Her fingers stroke gently down my back. “I know, hun. I know.”
“I just…” I press my face into her shoulder, voice trembling. “Opal would’ve known what to do.”
Mom pulls back slightly, cupping my cheek with one warm, steady hand. “That might be true. But I also think you don’t give yourself enough credit.”
I blink through the tears, confused. “What do you mean?”

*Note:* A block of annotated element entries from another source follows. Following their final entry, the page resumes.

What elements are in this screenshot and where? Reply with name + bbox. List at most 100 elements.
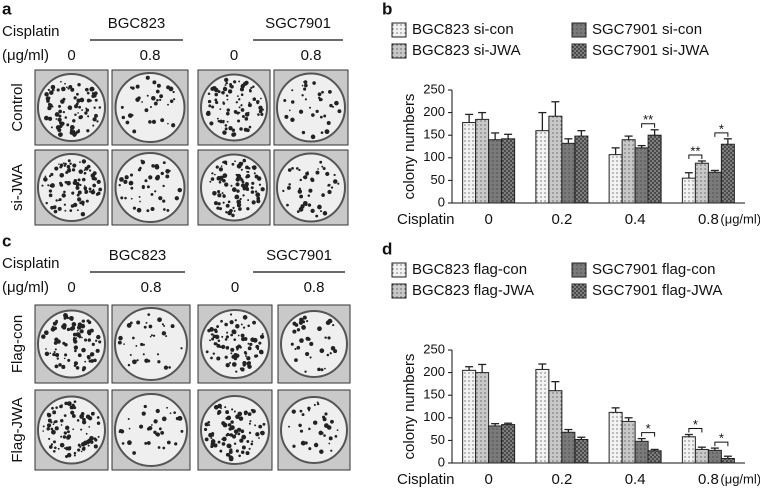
colony xyxy=(240,429,245,434)
colony xyxy=(222,101,225,104)
colony xyxy=(49,352,52,355)
dose-unit: (μg/ml) xyxy=(2,279,49,296)
dose-label: 0.8 xyxy=(140,47,161,64)
colony xyxy=(71,403,75,407)
colony xyxy=(66,452,72,458)
colony xyxy=(256,347,260,351)
colony xyxy=(42,430,45,432)
colony xyxy=(83,169,86,171)
colony xyxy=(237,119,241,123)
colony xyxy=(80,428,83,431)
bar xyxy=(462,122,477,204)
bar xyxy=(488,425,503,464)
colony xyxy=(143,325,147,329)
colony xyxy=(79,97,85,103)
colony xyxy=(141,411,146,416)
colony xyxy=(53,341,58,345)
colony xyxy=(48,116,53,121)
colony xyxy=(299,409,303,413)
colony xyxy=(70,326,76,331)
colony xyxy=(222,121,225,124)
x-tick-label: 0.4 xyxy=(625,471,646,488)
colony xyxy=(71,191,75,195)
bar xyxy=(608,411,623,464)
colony xyxy=(225,81,228,85)
colony xyxy=(246,128,250,133)
colony xyxy=(47,102,52,107)
colony xyxy=(57,206,62,211)
colony xyxy=(210,356,213,360)
colony xyxy=(87,320,92,325)
colony xyxy=(309,341,314,347)
colony xyxy=(236,189,240,193)
colony xyxy=(217,190,221,194)
colony xyxy=(94,438,98,442)
colony xyxy=(237,432,241,436)
colony xyxy=(299,317,304,323)
colony xyxy=(233,429,239,434)
dose-title: Cisplatin xyxy=(2,255,60,272)
colony xyxy=(304,370,307,373)
colony xyxy=(208,424,211,427)
colony xyxy=(221,442,226,446)
colony xyxy=(247,111,250,114)
legend-label: SGC7901 flag-JWA xyxy=(592,282,722,299)
colony xyxy=(321,90,324,94)
colony xyxy=(83,185,86,187)
colony xyxy=(147,313,151,316)
colony xyxy=(247,324,250,328)
colony xyxy=(236,203,241,208)
colony xyxy=(96,120,99,123)
colony xyxy=(240,168,243,171)
colony xyxy=(322,211,328,216)
colony xyxy=(317,204,322,210)
colony xyxy=(248,431,252,434)
colony xyxy=(163,365,169,370)
colony xyxy=(83,171,87,175)
bar xyxy=(694,162,709,204)
colony xyxy=(154,163,159,169)
colony xyxy=(319,449,324,454)
x-axis-unit: (μg/ml) xyxy=(720,211,760,226)
legend-swatch xyxy=(391,43,407,59)
colony xyxy=(45,201,48,205)
colony xyxy=(59,165,63,169)
colony xyxy=(315,214,319,218)
colony xyxy=(157,360,161,364)
colony xyxy=(225,203,230,208)
colony xyxy=(228,450,233,454)
colony xyxy=(258,424,263,429)
colony xyxy=(154,190,157,193)
colony xyxy=(325,320,331,326)
colony xyxy=(227,210,232,216)
colony xyxy=(301,84,304,87)
colony xyxy=(148,175,153,180)
colony xyxy=(231,434,237,439)
dose-label: 0 xyxy=(67,47,75,64)
colony xyxy=(55,406,58,409)
colony xyxy=(80,211,86,217)
significance-bracket xyxy=(714,441,729,447)
colony xyxy=(327,189,332,195)
colony xyxy=(313,442,319,448)
colony xyxy=(118,430,121,433)
colony xyxy=(242,316,246,319)
colony xyxy=(258,437,260,439)
colony xyxy=(63,447,66,449)
colony xyxy=(222,178,226,183)
colony xyxy=(132,129,137,134)
colony xyxy=(162,161,166,165)
colony xyxy=(250,186,254,190)
colony xyxy=(246,361,251,366)
colony xyxy=(82,203,85,206)
colony xyxy=(55,321,58,324)
colony xyxy=(238,98,241,101)
colony xyxy=(155,433,158,436)
colony xyxy=(323,434,326,437)
colony xyxy=(208,104,212,108)
colony xyxy=(216,325,220,328)
significance-label: * xyxy=(719,431,724,446)
colony xyxy=(160,118,165,123)
colony xyxy=(69,209,73,212)
bar xyxy=(488,139,503,204)
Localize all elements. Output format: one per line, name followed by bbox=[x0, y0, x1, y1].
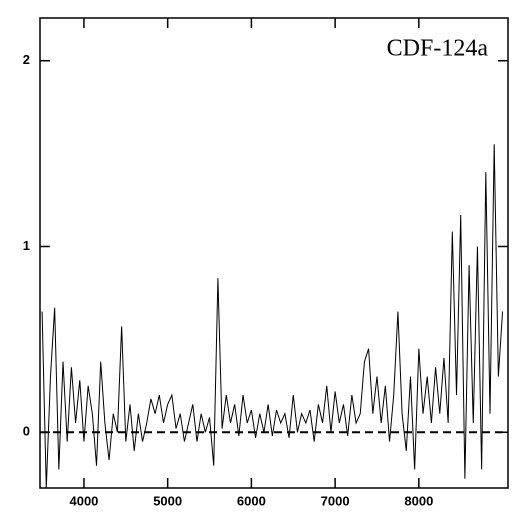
x-tick-label: 4000 bbox=[69, 493, 98, 508]
x-tick-label: 5000 bbox=[153, 493, 182, 508]
annotation: CDF-124a bbox=[387, 36, 489, 62]
x-tick-label: 8000 bbox=[404, 493, 433, 508]
y-tick-label: 0 bbox=[23, 424, 30, 439]
y-tick-label: 1 bbox=[23, 238, 30, 253]
x-tick-label: 7000 bbox=[321, 493, 350, 508]
x-tick-label: 6000 bbox=[237, 493, 266, 508]
y-tick-label: 2 bbox=[23, 52, 30, 67]
plot-frame bbox=[39, 17, 509, 489]
spectrum-line bbox=[41, 144, 504, 489]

She smiles—a little sad, a little proud. “You were always the one getting Opal out of trouble. Homework, curfews, boys. She was the fire, but you were the anchor. The one who kept her steady.”
I shake my head, but she presses on, voice firmer now.
“I think you’re stronger than you think, Olive. And if Opal were here? She’d tell you that you already know what to do. You just have to stop being afraid to choose it.”
Her words settle deep in my chest, heavier than I expected because they ring true. And maybe the scariest thing isn’t that I don’t know what to do.
It’s that I do.
I reach for her hand, squeezing it tight. “Thank you.”
She squeezes back, eyes shining. “Anytime, baby girl.”
We sit in silence after that, facing Opal’s grave together. Grief doesn’t vanish. But for the first time in a long while, I don’t feel so alone in it.
I clear my throat, staring down at my hands before finally speaking. And once I start, it all pours out.
How it began with a reckless idea. Fake dating to keep the ranch safe, to keep up appearances, to fool everyone but us. How Lura passed, and suddenly we were sharing grief and a roof, pretending for the world while everything real between us simmered beneath the surface. How one touch turned into another. How I fell for him. Hard. Messy. Completely. How I still love him. How his father showed up with old grudges and sharp words, twisting everything, driving a wedge between us that Liam didn’t fight hard enough to stop. How I left. Not because I wanted to, but because staying meant losing myself.
Mom says nothing while I talk. Just listens, nodding occasionally, her hand resting lightly on my knee. Not once does she interrupt or offer platitude. She just holds space with the kind of grace only a mother can give.
When I finally run out of words, she takes a breath and says, “I always thought there was a spark between the two of you. I’m sorry his father ruined everything.”
I shake my head slowly, my voice quieter now. “His father might’ve been part of the reason. But if that’s all it took to breakus…” I swallow, the truth stinging. “Then maybe our foundation wasn’t strong enough to begin with.”
She looks at me gently, eyes filled with both love and the kind of understanding that comes from having lived through her own heartbreaks.
“Maybe. Or maybe the foundation was strong but unfinished. And you both stopped building when things got hard.”
That thought knocks the wind out of me a little. Because maybe she’s right. Maybe we didn’t fall apart. Maybe we just gave up too soon.
“I don’t know what to do,” I admit. “Part of me wants to run back and fight. The other part is just so damn tired.”
Mom squeezes my hand. “Then rest. You don’t have to decide everything today, Olive. Just don’t close the door all the way if your heart isn’t ready.”
“I don’t know what to do about all my things,” I murmur, my voice barely above a whisper. “They’re at his house. And so is my cat.”
Mom taps her finger against her leg, thinking. “Why don’t you send him a PeopleBook message?”
A surprised laugh bursts out of me, a small crack in the weight pressing down on my chest.
“I think you mean Facebook,” I say, smiling despite myself. “Maybe I’ll just text him.”
She pats my knee and rises from the bench, giving me a soft smile. “I’ll leave you and your sister to figure it out.”
When she’s gone, I sit there for a long moment, the cool breeze playing with the hem of my jacket. Finally, I pull out my phone, the device suddenly feeling heavier than it should.
I open our old text thread, and, despite everything, I can’t help but smile.
The last time we talked, we were bouncing t-shirt ideas around for the ranch's side business. Well, Liam was tossing out terrible ideas, and I was shooting them down.